What do you see instead?

image

image

Additional information

No response

javsalgar commented 1 month ago

Hi!

Did you try with other examples? Just to discard it is not an issue with the example job

parbatrajpurohit commented 1 month ago

Upon troubleshooting, I discovered why the application keeps running in the Spark Master Web UI, even though it shows as completed on the Spark Connect server.
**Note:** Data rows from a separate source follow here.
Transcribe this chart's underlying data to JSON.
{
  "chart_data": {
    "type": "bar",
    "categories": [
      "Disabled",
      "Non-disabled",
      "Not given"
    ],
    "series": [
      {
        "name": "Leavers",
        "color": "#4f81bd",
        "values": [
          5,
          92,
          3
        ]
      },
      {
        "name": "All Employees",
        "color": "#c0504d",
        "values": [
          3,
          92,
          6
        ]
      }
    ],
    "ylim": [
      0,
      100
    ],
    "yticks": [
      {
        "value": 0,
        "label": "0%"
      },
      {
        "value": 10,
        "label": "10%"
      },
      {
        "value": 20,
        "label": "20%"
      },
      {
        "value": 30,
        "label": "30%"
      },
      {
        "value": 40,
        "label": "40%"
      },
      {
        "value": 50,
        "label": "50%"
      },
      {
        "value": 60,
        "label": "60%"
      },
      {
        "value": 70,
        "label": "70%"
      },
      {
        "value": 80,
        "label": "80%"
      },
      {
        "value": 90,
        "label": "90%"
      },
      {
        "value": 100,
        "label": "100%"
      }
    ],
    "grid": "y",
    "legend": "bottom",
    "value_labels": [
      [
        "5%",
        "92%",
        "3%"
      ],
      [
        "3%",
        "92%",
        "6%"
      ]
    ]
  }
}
The issue arises because the Spark Master Web UI treats the Spark Connect server as an application that runs indefinitely until we manually stop or kill the Spark Connect Docker container.

Is there a way to prevent this, so that only the applications I provide from my IDE appear in the Master Web UI and go through the Spark Connect server? This way, there will be a single connection point for the full stack through the Spark Connect server on port 15002 and spark connect server will give task to the Spark-Master.

javsalgar commented 1 month ago

Hi,

It is not clear to me that this is an issue related with the Bitnami packaging of Spark or with the Spark application itself. Did you try showing this case to the upstream Spark devs?

github-actions[bot] commented 3 weeks ago

This Issue has been automatically marked as "stale" because it has not had recent activity (for 15 days). It will be closed if no further activity occurs. Thanks for the feedback.

github-actions[bot] commented 2 weeks ago

Due to the lack of activity in the last 5 days since it was marked as "stale", we proceed to close this Issue. Do not hesitate to reopen it later if necessary.